Second, we must have cybersecurity resilience uniformly across both the legacy data centre and the cloud, where a holistic security approach provides the overarching strategy, and battle-tested tactical implementation of digital and cybersecurity systems provides the resilience to bounce back to operational readiness for the hybrid environment, given that any part of the environment, whether on-premise or in the cloud, will face intrusions frequently.
What are the 3 most common issues Check Point sees among ASEAN enterprises?

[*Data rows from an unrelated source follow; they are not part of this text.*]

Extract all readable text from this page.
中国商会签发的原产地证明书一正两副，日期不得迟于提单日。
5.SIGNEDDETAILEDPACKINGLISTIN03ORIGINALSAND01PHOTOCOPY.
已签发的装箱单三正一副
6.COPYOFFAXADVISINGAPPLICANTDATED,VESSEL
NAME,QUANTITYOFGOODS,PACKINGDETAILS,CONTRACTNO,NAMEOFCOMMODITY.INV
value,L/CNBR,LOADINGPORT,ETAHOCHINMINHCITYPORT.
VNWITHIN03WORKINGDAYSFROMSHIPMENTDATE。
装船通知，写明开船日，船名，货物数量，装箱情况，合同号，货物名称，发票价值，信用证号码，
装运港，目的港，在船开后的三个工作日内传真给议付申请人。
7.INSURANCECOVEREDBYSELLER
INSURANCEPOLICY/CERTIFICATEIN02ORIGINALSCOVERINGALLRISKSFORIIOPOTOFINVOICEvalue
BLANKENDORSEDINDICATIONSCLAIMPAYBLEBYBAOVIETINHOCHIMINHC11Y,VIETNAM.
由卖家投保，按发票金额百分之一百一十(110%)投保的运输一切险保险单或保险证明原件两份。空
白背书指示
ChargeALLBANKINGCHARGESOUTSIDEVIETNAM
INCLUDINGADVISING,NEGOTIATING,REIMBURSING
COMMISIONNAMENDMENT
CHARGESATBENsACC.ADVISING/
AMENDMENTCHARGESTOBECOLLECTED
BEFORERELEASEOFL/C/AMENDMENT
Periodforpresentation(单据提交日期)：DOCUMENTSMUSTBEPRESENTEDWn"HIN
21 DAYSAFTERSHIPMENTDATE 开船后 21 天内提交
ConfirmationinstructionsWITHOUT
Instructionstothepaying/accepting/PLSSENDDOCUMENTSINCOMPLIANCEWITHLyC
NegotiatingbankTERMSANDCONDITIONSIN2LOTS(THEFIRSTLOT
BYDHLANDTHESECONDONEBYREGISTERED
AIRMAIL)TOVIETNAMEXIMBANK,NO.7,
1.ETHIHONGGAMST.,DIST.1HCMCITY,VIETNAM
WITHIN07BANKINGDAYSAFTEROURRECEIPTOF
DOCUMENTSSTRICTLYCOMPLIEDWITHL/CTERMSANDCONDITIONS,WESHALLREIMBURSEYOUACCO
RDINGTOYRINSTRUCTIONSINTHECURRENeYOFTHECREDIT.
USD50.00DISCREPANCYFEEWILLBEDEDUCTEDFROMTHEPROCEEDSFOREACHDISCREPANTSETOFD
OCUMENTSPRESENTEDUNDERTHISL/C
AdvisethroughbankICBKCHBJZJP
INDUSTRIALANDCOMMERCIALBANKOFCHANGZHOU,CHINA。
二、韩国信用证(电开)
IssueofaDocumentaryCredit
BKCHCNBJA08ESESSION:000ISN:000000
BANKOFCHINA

Gary Gardiner: The first most common issue we see in ASEAN enterprises is the complexity and difficulty in migrating services to the cloud. Many organisations believe that they can migrate all services very quickly to the cloud, which invariably create a less resilient environment for the short term.
The second most common issue is that organisations must realise that they are still responsible for the data stored in the cloud, and not that of cloud providers.
While cloud providers may provide some degree of security and have performance agreements offering some shared culpability, at the end of the day, organisations are still responsible for the data, and cannot be absolved from legal or other ramifications should cybersecurity incidents occur.
The third most common issue is that some organisations are unaware of the dynamic and transient nature of the cloud, and how even a minute change made by the provider, or the client organisation can have an effect on its security posture, ranging from minor to drastic.
For example, a business can create a database server instance on the cloud, that would have direct access to the Internet. Such a server would put the data at risk of exposure.
Understanding that any data stored on the cloud should be treated as public and therefore insecure, with a security framework that encapsulates as many security layers as humanly possible, to reduce the possible attack or intrusion surfaces from threat actors, and to afford effective resilience actions whenever security policies are breached.